St John’s wort, popularised as a useful treatment for depression, is also an excellent example of intra-herbal interaction. It contains many different constituents, such as hypericin and pseudohypericin, flavonoids such as quercetin and rutin, vitamins C and A, phenolics such as hyperforin, sterols, and an essential oil. Although many of the herb’s pharmacological activities appear to be attributable to hypericin and hyperforin, it is now known that the flavonoid content also contributes to its antidepressant activity. In other words, the antidepressant effects identified for isolated hypericin or hyperforin are greater when the whole herb is used.

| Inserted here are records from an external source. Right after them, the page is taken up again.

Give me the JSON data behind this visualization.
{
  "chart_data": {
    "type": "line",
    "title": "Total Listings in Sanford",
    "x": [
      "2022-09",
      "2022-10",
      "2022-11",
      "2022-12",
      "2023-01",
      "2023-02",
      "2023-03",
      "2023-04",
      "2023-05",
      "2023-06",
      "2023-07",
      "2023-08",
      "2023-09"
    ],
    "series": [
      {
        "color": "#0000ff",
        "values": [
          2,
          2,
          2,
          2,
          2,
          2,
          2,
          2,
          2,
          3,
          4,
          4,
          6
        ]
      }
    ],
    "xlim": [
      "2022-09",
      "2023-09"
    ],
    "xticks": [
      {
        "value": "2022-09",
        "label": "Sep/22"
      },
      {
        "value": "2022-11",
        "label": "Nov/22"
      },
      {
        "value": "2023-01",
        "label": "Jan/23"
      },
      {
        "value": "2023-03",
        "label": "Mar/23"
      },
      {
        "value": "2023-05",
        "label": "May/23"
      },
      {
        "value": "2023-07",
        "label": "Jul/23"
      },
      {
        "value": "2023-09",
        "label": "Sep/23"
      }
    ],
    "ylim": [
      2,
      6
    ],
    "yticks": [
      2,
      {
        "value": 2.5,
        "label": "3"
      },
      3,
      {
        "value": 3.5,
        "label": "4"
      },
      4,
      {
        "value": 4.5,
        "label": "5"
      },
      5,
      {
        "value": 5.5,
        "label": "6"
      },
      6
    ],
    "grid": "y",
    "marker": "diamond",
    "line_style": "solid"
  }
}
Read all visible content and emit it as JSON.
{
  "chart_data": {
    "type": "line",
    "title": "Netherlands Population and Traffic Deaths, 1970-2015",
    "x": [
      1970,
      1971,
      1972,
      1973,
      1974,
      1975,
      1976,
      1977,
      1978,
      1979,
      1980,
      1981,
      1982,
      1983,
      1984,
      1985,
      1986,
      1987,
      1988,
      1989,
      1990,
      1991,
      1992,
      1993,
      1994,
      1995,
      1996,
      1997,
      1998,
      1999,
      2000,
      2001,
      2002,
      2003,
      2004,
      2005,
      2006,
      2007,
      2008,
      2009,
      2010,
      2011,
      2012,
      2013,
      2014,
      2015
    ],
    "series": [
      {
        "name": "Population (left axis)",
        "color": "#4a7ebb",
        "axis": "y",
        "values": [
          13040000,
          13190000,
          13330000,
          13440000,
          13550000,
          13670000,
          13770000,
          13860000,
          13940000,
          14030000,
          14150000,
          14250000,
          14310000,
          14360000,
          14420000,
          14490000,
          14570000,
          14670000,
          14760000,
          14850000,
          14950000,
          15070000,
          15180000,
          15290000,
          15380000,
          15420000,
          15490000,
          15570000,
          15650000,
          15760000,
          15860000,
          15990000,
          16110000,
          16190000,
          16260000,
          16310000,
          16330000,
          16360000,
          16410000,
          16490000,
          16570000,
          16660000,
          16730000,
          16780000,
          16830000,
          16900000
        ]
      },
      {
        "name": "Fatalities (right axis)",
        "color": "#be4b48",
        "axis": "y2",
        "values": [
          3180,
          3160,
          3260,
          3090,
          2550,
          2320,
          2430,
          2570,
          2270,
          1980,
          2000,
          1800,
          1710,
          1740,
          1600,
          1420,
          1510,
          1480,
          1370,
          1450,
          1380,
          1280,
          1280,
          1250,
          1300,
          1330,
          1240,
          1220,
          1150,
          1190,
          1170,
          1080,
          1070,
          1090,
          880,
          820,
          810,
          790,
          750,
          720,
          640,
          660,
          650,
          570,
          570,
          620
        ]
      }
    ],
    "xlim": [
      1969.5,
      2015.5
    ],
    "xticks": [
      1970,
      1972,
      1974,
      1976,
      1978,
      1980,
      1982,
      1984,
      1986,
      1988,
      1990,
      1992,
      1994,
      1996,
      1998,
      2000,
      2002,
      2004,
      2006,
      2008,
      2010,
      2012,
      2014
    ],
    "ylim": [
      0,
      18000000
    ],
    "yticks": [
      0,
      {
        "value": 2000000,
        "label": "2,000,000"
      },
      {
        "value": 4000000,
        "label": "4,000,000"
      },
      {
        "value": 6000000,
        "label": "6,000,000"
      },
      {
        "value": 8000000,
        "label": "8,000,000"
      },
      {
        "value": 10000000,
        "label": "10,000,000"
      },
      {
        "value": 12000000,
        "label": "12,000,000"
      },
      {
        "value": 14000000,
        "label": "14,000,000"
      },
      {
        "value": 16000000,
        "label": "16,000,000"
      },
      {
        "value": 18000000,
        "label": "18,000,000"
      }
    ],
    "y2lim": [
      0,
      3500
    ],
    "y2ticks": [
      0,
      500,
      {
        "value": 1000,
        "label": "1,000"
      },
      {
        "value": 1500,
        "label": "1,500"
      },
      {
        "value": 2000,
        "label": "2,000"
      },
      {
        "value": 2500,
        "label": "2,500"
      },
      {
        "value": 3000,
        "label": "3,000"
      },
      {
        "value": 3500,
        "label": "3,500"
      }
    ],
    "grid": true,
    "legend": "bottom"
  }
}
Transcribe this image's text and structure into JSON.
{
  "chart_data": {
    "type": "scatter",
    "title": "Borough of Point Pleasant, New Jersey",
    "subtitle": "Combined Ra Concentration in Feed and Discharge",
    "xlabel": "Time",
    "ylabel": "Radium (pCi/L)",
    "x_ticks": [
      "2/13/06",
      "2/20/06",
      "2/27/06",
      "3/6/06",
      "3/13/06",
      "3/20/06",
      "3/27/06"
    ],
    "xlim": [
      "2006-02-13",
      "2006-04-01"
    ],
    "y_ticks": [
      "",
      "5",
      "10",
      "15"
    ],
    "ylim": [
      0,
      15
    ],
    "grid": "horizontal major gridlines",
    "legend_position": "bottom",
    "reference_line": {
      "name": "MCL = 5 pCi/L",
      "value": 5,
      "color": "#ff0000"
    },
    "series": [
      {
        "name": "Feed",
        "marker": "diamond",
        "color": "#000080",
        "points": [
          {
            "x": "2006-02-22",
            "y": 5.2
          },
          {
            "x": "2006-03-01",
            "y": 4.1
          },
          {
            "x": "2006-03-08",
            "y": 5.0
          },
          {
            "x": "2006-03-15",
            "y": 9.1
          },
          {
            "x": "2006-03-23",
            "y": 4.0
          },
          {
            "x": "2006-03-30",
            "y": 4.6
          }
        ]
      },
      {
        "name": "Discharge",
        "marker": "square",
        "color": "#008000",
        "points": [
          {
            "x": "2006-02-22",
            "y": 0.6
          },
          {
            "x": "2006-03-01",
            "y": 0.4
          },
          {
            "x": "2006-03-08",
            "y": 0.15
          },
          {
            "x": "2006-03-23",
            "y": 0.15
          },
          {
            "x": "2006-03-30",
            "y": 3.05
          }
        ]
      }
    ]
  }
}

In practice, synergistic interactions are used in another important way — herbal polypharmacy. This is the combining of different herbal medicines within the same treatment for a more specific outcome, and is similar to the method Galen described centuries ago. In Chinese medicine the concept of synergistic interactions has reached a great level of sophistication, with Chinese formulas containing as many as 20 different herbs. In that system, the herb possessing the primary action of the formula is considered the ‘emperor herb’, while ‘minister herbs’ support the primary action and ‘assistant herbs’ modify the formula according to the needs of the individual. Finally ‘messenger herbs’ are used to aid absorption or reduce side effects of the formula. The practice is also common in Ayurvedic medicine and, in fact, in all traditional systems of herbal practice. Although it may be common in conventional medicine to give certain drugs specifically to reduce the side effects of other drugs, such as the administration of antiemetics and laxatives together with opiates, generally the giving of multiple drugs in combination is discouraged. In contrast, in herbal medicine this practice is often considered essential to provide both safety and the best effects.